Gleich Satan Sex Ceremonies / The Wrath of Jacula könnte zumindest als beinahe progressiver Ausbruch aus den Strukturen Verstanden werden, wenn ein horrendes Intro zu einem gniedelnd bespielten Düster-Orgenteppich führt. Dort revidieren Mephistofeles diese Ouvertüre zwar und bratzen doch lieber im verdienten Heavy-Midtempo los, legen sich mit einer malmenden, stoischen Ausdauer in den Riff-Morast. Doch über ein Dracula-Sample laugt der Opener über einen ewig langen Ambientkörper aus, aus dessen Resonanzkörper im langsam konkrete Formen annehmenden Jam eine doomige Instrumentale-Walze wächst, die immer dichter in Trance schwebt, und eben diese sich komplett gehen lassende Schiene neben der Konvention bedient, die Mephistofeles ansonsten auf regulären Studioalben eben beschnitten hätten.

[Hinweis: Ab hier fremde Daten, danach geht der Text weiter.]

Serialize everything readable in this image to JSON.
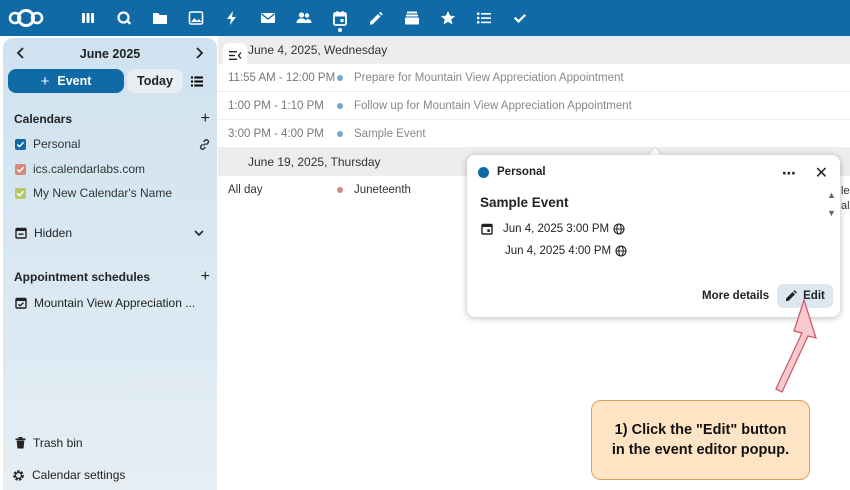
{
  "topbar": {
    "logo": "nextcloud-logo",
    "apps": [
      {
        "name": "dashboard-icon"
      },
      {
        "name": "search-icon"
      },
      {
        "name": "files-icon"
      },
      {
        "name": "photos-icon"
      },
      {
        "name": "activity-icon"
      },
      {
        "name": "mail-icon"
      },
      {
        "name": "contacts-icon"
      },
      {
        "name": "calendar-icon",
        "active": true
      },
      {
        "name": "notes-icon"
      },
      {
        "name": "deck-icon"
      },
      {
        "name": "favorites-icon"
      },
      {
        "name": "list-icon"
      },
      {
        "name": "tasks-icon"
      }
    ],
    "color": "#0f6aa6"
  },
  "sidebar": {
    "month": "June 2025",
    "new_event_label": "Event",
    "today_label": "Today",
    "calendars_heading": "Calendars",
    "calendars": [
      {
        "label": "Personal",
        "color": "#0f6aa6",
        "checked": true
      },
      {
        "label": "ics.calendarlabs.com",
        "color": "#d58a7f",
        "checked": true
      },
      {
        "label": "My New Calendar's Name",
        "color": "#b7c96a",
        "checked": true
      }
    ],
    "hidden_label": "Hidden",
    "appointments_heading": "Appointment schedules",
    "appointments": [
      {
        "label": "Mountain View Appreciation ..."
      }
    ],
    "trash_label": "Trash bin",
    "settings_label": "Calendar settings"
  },
  "main": {
    "days": [
      {
        "heading": "June 4, 2025, Wednesday",
        "events": [
          {
            "time": "11:55 AM - 12:00 PM",
            "title": "Prepare for Mountain View Appreciation Appointment",
            "color": "#6fa8d0"
          },
          {
            "time": "1:00 PM - 1:10 PM",
            "title": "Follow up for Mountain View Appreciation Appointment",
            "color": "#6fa8d0"
          },
          {
            "time": "3:00 PM - 4:00 PM",
            "title": "Sample Event",
            "color": "#6fa8d0"
          }
        ]
      },
      {
        "heading": "June 19, 2025, Thursday",
        "events": [
          {
            "time": "All day",
            "title": "Juneteenth",
            "color": "#d58a7f"
          }
        ]
      }
    ],
    "clipped_right_text": [
      "le",
      "al"
    ]
  },
  "popup": {
    "calendar_name": "Personal",
    "more_icon": "⋯",
    "close_icon": "✕",
    "title": "Sample Event",
    "start": "Jun 4, 2025 3:00 PM",
    "end": "Jun 4, 2025 4:00 PM",
    "more_details_label": "More details",
    "edit_label": "Edit"
  },
  "annotation": {
    "line1": "1) Click the \"Edit\" button",
    "line2": "in the event editor popup."
  }
}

Overdose beginnt später dagegen wie Eddie Vedders Soloversion von Can’t Keep an der Ukulele und wandert dann durch folkige Grenzbereiche schrammelnd trotz nervöser Texturen durch eine stimmungsvolle Atempause. Das Gefühl für einen dynamischeren, variablen Albumfluß und einen differenzierter übergreifenden Spannungsbogen ist bei Mephistofeles also gewachsen. Weswegen das folgende Syringe mit seinem Hexen-Furien-Geheul dort auch umso erschreckender detonieren kann, das Fuzzpedal so rücksichtslos auspackt und aufbrausend am Stoner fauchend knarzt, sich über psychedelische 60s-Schwaden hangelt und justament dann, wenn das Gitarrenduell zugunsten einer Hendrix-Liebe entschieden scheint, rostig-schrammelnde Saiten um die Ecke biegen lässt.

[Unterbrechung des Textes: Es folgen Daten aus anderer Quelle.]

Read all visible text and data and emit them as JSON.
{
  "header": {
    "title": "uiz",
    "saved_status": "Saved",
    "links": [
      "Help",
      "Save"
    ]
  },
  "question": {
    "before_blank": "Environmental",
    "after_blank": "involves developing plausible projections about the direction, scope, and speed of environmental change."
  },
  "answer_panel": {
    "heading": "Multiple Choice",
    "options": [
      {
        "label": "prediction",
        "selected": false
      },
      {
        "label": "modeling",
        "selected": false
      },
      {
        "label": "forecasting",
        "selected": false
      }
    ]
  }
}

Curse of the Knife war dagegen (wie das Finale der Platte allgemein) schon live ein zwingendes Highlight. Nun rollt der halbstarke Unruhestifter dumpf bollernd in einer tektonischen Klammer, in deren Mitte sich die Extreme steigern, sobald die Band die Handbremse löst und sich auf der Überholspur immer hemmungsloser dem sinnlichen Tempo hingibt. Chains of Agony wiederum gönnt sich ein langes Sample, dass einen zähflüssigen Morast von einem Closer anrührt, der sich immer weiter somnambul wälzt, die solierende Nabelschau zur Transzendenz erklärt und erst auf die letzten Meter noch einmal die Zügel enger zieht.
Freilich sind das alles relative Experimente. Denn auch hier holt Satan Sex Ceremonies Puristen praktisch immer noch ohne Risiken unmittelbar an Bord, liefert unweit der Erwartungshaltung ab. Trotzdem erweisen sich die stringenter an der Basis verankerten Songs eher „nur“ als fehlerfreie Kompetenzdemonstration. Das kompakt groovende Profanation ist enorm catchy, auch wenn man die trockenen Drums gefühlt nicht derartig scheu hinter die dominanten Vocals mischen hätte müssen. Die Saiten sorgen dafür ein bisschen Geifer im Mundwinkel, spätestens wenn die Nummer zum Solo abhebt – am Ende steht jedenfalls ein zu abrupt beendeter kleiner Hit.
Und in Down Again brät die Vintage-Orgel dafür flächiger im archaischen Bad der repetitiven Riffs und der zähflüssigen Atmosphäre, wo Mephistofeles selbst in austauschbareren Momenten demonstrieren, wie unfassbar viel Verve und Vibe sie erzeugen können. Kurz will sich die Leadgitarre spontan in den Vordergrund drängen, wird aber kurzerhand vom Gebräu mitgezogen, bis es dann mit geschlossenen Augen und obszönen Fantasien doch so weit ist. Weit ist das Optimum auf Satan Sex Ceremonies hier jedenfalls nicht mehr entfernt.